(UPDATED — 9:39 p.m. EST) Tens of thousands of citizens gathered in Santa Cruz for the massive civic mobilization "Gran Marcha por la Democracia". Led by the Comité Pro Santa Cruz, civic leader Stello Cochaminidos issued a formal ultimatum to President Paz: restore order and clear the ongoing blockades by this Sunday, or citizens will take matters into their own hands. The Asamblea de la Cruceñidad has declared a permanent state of emergency as the weekend deadline looms.
This is the second in a series of reports on Bolivia's ongoing political and economic crisis. Read Part One here.

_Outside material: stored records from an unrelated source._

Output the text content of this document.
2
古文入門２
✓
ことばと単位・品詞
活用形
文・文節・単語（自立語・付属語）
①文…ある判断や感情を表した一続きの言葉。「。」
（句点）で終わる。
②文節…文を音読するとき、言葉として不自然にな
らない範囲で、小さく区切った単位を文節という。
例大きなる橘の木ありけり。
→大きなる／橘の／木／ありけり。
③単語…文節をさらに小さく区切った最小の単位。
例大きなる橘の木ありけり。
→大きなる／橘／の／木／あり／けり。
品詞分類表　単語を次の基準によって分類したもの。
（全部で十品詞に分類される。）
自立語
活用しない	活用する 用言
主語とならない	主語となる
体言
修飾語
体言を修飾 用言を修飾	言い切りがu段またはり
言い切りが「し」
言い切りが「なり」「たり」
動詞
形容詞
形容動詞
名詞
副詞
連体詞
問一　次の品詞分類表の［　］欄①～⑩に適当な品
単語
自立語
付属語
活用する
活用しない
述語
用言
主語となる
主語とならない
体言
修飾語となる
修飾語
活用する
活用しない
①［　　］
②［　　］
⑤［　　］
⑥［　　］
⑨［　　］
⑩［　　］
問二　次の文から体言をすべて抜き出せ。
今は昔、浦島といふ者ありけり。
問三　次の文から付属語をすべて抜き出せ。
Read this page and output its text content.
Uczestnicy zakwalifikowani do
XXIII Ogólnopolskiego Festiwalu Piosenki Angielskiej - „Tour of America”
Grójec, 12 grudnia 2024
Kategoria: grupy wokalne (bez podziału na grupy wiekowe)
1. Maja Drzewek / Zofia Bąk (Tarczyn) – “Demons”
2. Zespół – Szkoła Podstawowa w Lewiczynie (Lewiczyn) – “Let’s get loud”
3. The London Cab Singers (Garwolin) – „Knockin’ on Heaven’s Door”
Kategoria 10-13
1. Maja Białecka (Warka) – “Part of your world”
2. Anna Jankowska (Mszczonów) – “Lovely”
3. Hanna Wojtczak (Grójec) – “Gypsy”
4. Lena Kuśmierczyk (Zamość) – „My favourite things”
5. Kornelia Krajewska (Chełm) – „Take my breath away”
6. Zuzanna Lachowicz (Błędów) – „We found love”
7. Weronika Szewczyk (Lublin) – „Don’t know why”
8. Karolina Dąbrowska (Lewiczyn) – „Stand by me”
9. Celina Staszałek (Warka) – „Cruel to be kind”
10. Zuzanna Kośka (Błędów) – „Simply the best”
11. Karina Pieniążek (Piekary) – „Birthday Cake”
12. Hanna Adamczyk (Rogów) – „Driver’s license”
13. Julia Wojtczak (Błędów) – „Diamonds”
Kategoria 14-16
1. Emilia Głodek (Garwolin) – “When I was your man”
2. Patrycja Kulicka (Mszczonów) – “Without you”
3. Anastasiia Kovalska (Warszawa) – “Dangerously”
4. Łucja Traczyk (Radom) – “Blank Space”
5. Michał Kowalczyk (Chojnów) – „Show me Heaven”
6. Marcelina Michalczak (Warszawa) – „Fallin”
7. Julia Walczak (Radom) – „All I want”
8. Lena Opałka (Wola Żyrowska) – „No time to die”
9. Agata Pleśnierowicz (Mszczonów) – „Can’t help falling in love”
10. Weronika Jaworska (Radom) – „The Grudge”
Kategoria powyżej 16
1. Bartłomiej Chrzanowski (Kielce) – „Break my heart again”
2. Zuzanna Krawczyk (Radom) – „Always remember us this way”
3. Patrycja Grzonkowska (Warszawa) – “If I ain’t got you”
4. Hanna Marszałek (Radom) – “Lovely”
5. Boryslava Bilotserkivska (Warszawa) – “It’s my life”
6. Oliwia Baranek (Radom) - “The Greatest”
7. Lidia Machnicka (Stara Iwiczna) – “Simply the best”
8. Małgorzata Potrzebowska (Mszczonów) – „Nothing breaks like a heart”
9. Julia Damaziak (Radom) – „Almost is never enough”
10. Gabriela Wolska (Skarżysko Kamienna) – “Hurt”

SANTA CRUZ DE LA SIERRA, Bolivia — Three weeks into Bolivia's political crisis, a different story is emerging from the one dominating international headlines — one that doesn't fit neatly into the narrative of a nation united against its government. While certain sectors have taken to the streets with genuine grievances, the suggestion that their movement represents the majority of Bolivians is, at best, a stretch, and at worst, a distortion that serves the interests of those engineering the unrest. Across the country, Bolivia is not just resisting the blockades. It is actively fighting back.
The Map of Disruption: Where the Blockades Actually Stand
After three weeks of conflict, Bolivia's Road Administration (ABC) reported at least 45 active blockade points across various regions of the country. The heaviest concentration was in the department of La Paz, which alone accounted for 17 of those points, making it by far the most affected region. Additional blockades were active in Chuquisaca, Oruro, Potosí, Cochabamba, and Santa Cruz.

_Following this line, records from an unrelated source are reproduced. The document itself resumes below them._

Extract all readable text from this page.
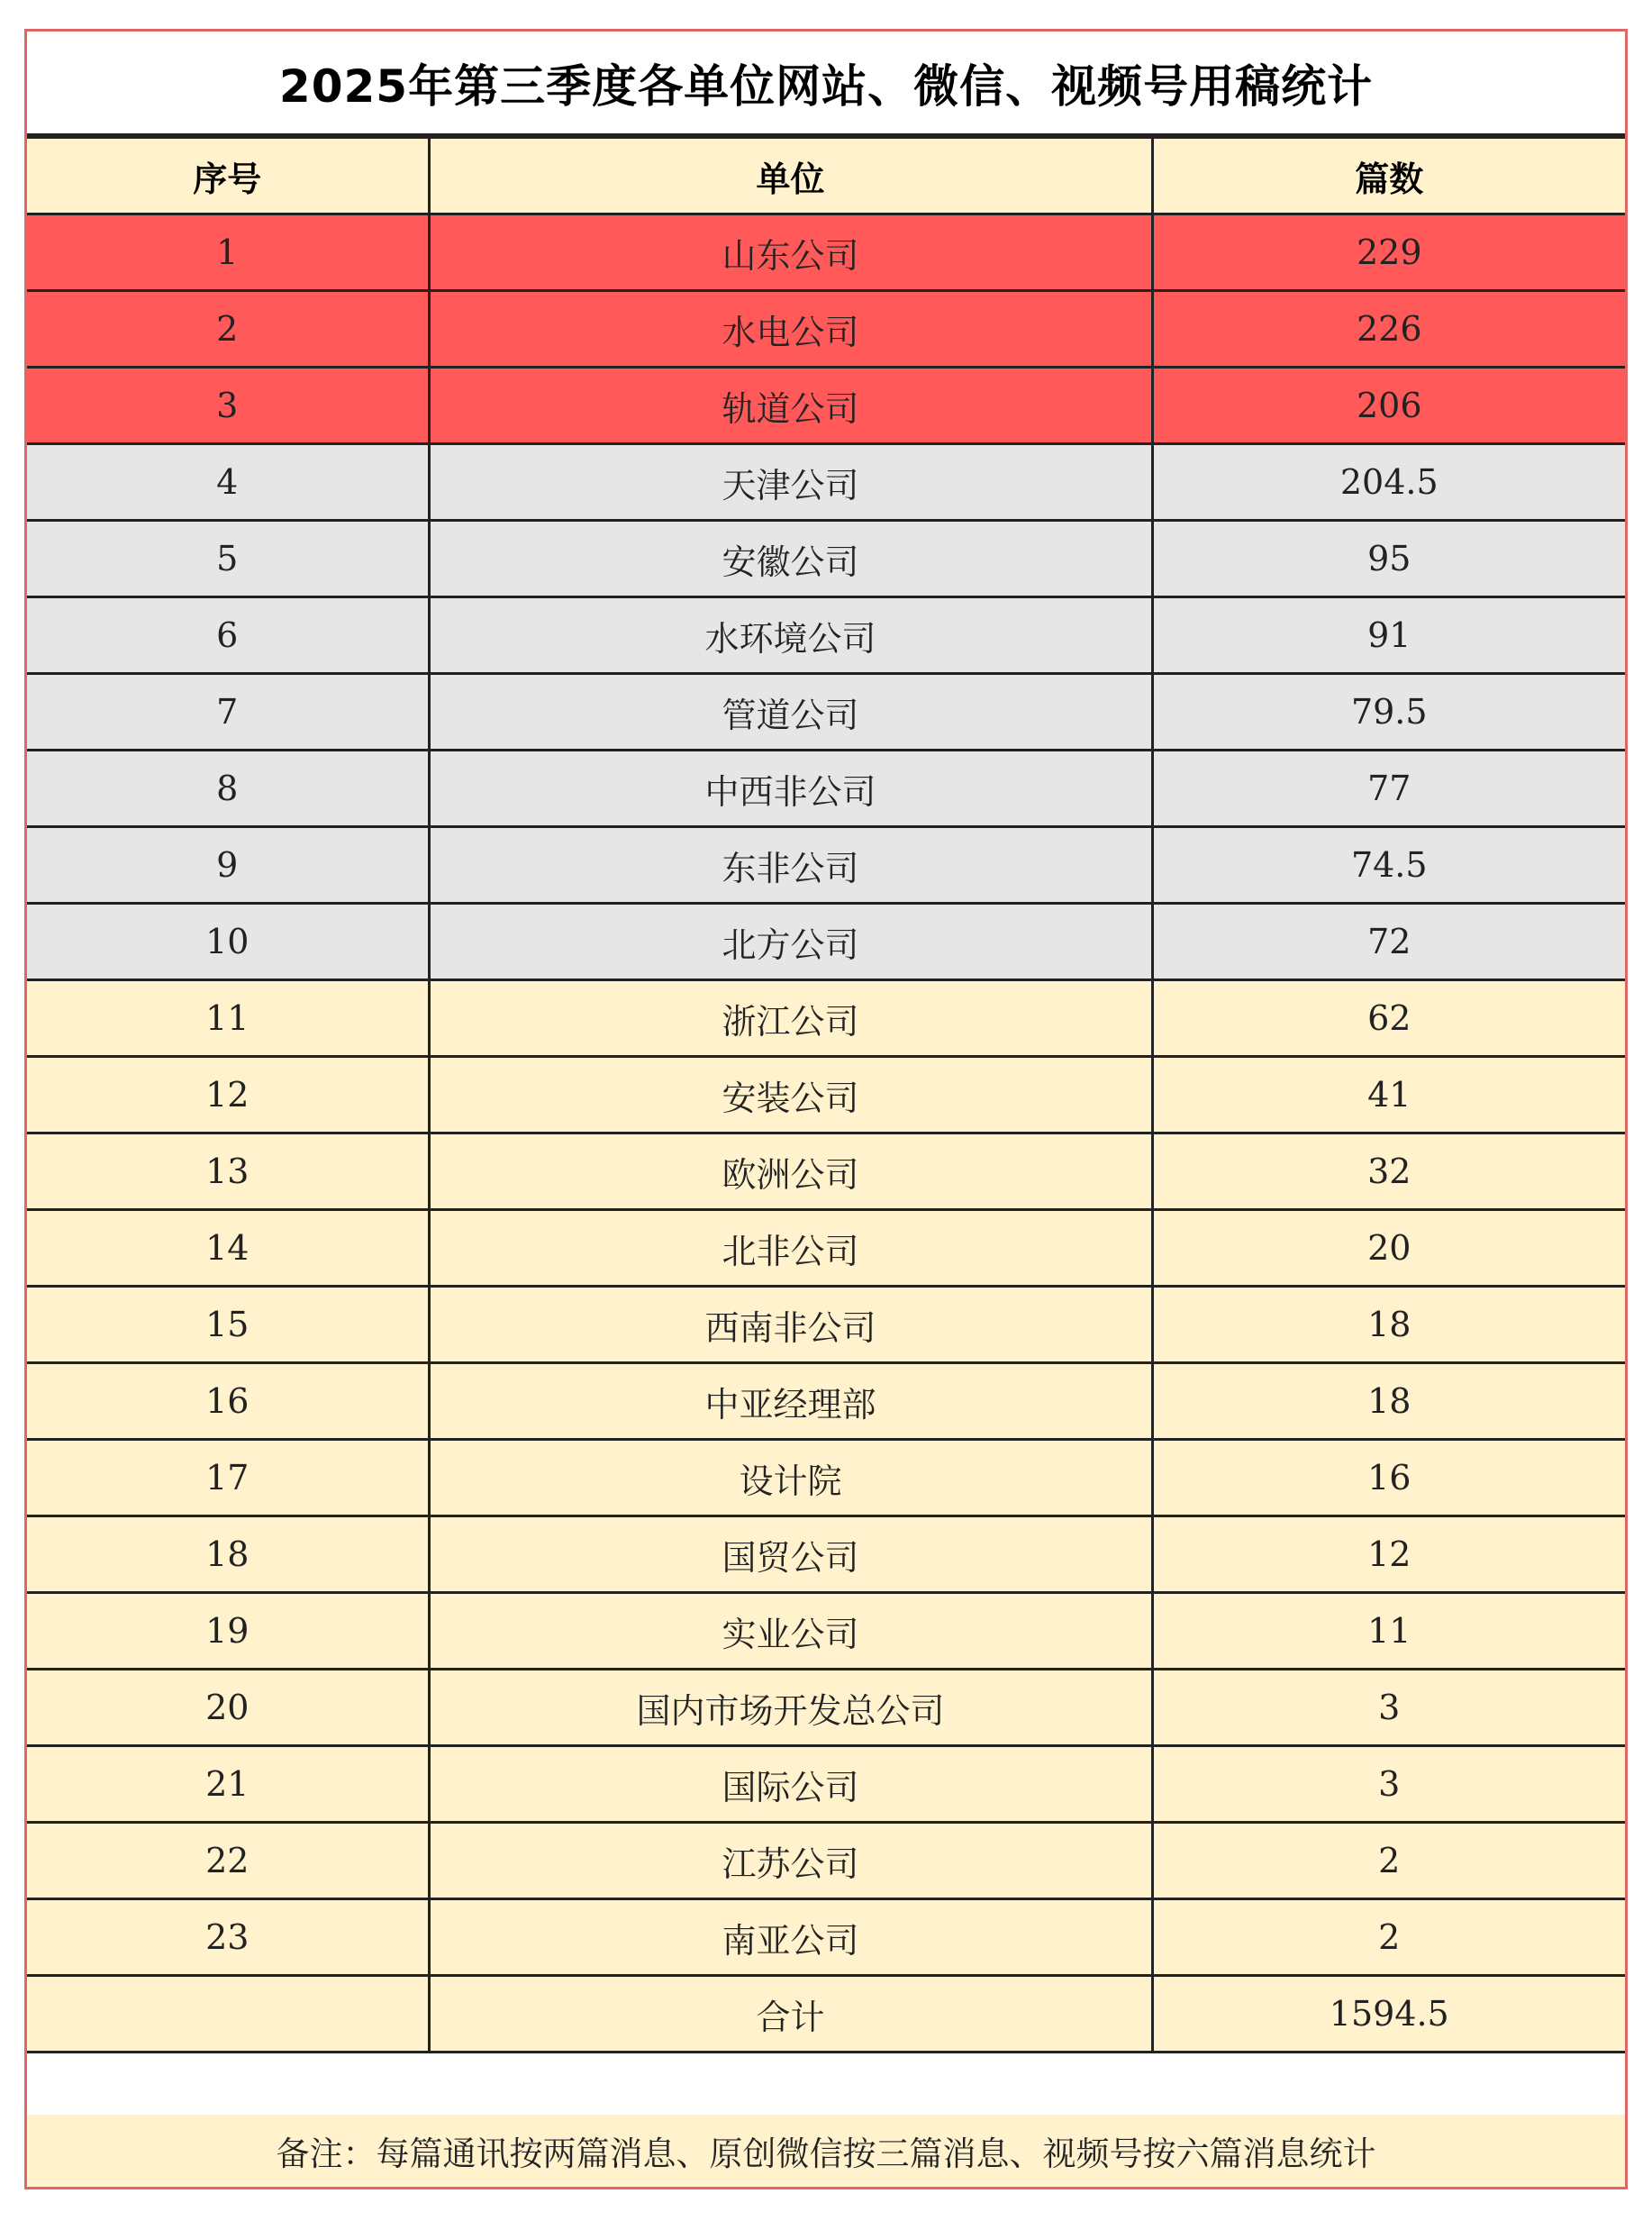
2025年第三季度各单位网站、微信、视频号用稿统计
序号	单位	篇数
1	山东公司	229
2	水电公司	226
3	轨道公司	206
4	天津公司	204.5
5	安徽公司	95
6	水环境公司	91
7	管道公司	79.5
8	中西非公司	77
9	东非公司	74.5
10	北方公司	72
11	浙江公司	62
12	安装公司	41
13	欧洲公司	32
14	北非公司	20
15	西南非公司	18
16	中亚经理部	18
17	设计院	16
18	国贸公司	12
19	实业公司	11
20	国内市场开发总公司	3
21	国际公司	3
22	江苏公司	2
23	南亚公司	2
	合计	1594.5
备注：每篇通讯按两篇消息、原创微信按三篇消息、视频号按六篇消息统计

That picture is serious — and should be treated as such. Seventeen blockades choking the roads in and out of La Paz alone is a humanitarian emergency, not a minor inconvenience. Bolivia's Ministry of Health reported the death of a child in Potosí as a direct result of the blockades, and La Paz's children's hospital declared an emergency over shortages of oxygen, medications, and food.
But the situation is neither total nor without relief. Humanitarian corridors have been negotiated with the involvement of the Red Cross and the Catholic Church. Chile's Air Force sent a Hercules transport aircraft carrying five tons of food. Argentina dispatched its own humanitarian flight. Overnight on Wednesday, 70 tanker trucks carrying gasoline were allowed through from a state oil company plant in El Alto. The supply chain is strained and in places broken — but it has not collapsed entirely, and international solidarity has begun to fill some of the gaps.
Critically, the blockades are not uniformly distributed across Bolivia. Routes from Santa Cruz to the Brazilian and Paraguayan borders have continued operating normally throughout the crisis. Meanwhile, security forces have been actively working to clear strategic corridors. In Cochabamba, police launched an early-morning operation deploying a large contingent of officers and military personnel advancing from Sipe Sipe toward Parotani to restore transit on the interdepartmental highway connecting Cochabamba with the country's west — a critical artery. Protesters responded by hurling rocks from the hillsides to prevent the road from being cleared. President Rodrigo Paz has made a public address warning all vandals and unlawful dissidents with arrest.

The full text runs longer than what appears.